Datum
13. Mai 2026
MAE seminar (online)
Giorgio Brocco: „Articulations of Poisoning. Chronicity, Relationality, and Contextuality of Chlordecone Pollution in the French Antilles”
May 13th 2026
3 PM CET on Zoom
LINK to joining the meeting
Registration (optional but encouraged): LINK to Eventbrite
Articulations of Poisoning. Historicity, Relationality, and Contextuality of Chlordecone Pollution in the French Antilles
Chlordecone, a highly persistent organochlorine insecticide, was widely applied to banana plantations in Martinique and Guadeloupe from 1972 until being banned in 1993. Decades later, its residues still permeate soil, waterways, food systems, and human bodies in the two islands. Classified as both a carcinogen and an endocrine disruptor, the chemical has generated widespread protests, epidemiological debates, and political critique. Drawing on six months of non-consecutive ethnographic fieldwork conducted in Martinique between 2017 and 2022, this article examines how people interpret and navigate the chemical’s enduring effects. We develop the concept of „articulations of poisoning” to describe the ways in which chlordecone is rendered meaningful, not simply as a biomedical or ecological risk, but as a lived, historically sedimented, and politically contested experience. These articulations unfold along three interconnected dimensions—historicity, relationality, and contextuality—that shape how poisoning is perceived, embodied, and resisted on the ground. Through the voices of activists, farmers, medical professionals, institutional actors, and community members, we explore how poisoning becomes entangled with colonial legacies, political debates, and the everyday struggle for environmental justice in the French Antilles.

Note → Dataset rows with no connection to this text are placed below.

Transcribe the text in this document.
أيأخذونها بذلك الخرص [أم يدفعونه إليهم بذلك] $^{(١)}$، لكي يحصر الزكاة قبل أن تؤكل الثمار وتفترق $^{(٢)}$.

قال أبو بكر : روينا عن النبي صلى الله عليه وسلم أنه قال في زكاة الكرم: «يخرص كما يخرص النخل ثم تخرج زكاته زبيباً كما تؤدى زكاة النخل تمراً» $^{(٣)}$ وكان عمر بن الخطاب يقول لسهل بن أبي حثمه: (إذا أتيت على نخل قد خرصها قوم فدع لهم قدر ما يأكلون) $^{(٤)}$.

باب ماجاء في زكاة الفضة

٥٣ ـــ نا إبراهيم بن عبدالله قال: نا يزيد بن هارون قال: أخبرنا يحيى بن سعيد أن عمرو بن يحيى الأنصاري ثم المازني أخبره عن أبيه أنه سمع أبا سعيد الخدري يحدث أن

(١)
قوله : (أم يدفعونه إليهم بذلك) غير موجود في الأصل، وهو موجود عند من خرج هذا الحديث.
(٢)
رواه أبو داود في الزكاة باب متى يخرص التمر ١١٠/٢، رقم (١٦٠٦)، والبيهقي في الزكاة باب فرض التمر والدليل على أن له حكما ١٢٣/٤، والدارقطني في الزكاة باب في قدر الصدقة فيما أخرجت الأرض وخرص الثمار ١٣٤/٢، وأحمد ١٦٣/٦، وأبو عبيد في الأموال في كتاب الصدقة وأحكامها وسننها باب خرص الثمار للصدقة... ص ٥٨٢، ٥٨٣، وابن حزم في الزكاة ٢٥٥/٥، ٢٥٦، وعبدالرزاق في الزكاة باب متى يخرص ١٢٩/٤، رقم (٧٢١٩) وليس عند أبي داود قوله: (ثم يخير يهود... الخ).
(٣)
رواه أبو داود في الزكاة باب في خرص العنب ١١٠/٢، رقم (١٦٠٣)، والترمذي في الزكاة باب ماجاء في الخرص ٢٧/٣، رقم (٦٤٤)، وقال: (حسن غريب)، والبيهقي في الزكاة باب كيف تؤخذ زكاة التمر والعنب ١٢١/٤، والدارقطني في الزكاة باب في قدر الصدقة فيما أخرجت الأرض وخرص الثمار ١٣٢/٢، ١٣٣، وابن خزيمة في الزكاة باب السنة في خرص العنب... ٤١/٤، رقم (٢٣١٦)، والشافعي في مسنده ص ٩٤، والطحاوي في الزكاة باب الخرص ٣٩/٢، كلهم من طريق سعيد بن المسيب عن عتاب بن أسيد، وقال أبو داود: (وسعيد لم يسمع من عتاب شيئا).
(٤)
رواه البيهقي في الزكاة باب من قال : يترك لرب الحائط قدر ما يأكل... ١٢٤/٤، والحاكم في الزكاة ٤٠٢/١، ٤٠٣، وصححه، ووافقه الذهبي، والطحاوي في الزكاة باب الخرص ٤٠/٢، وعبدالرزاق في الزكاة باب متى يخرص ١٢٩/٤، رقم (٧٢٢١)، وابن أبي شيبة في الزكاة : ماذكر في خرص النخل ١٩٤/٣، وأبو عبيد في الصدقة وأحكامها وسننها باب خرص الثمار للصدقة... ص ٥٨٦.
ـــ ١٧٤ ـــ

Giorgio Brocco is a research associate and a lecturer at the Department of Social and Cultural Anthropology of the University of Vienna. A member of the Research Group Health Matters, he has been researching the multiple ways humans conceive, interact with, and imagine the lasting presence of artificial chemical molecules in the two French overseas territories and the Caribbean islands of Martinique and Guadeloupe.
His previous work has documented the life experiences and socio-economic conditions of people with albinism living in the East African country.
Giorgio is the editor of a new book series with Berghahn Books called Disability and Chronicity through the Ethnographic Lens.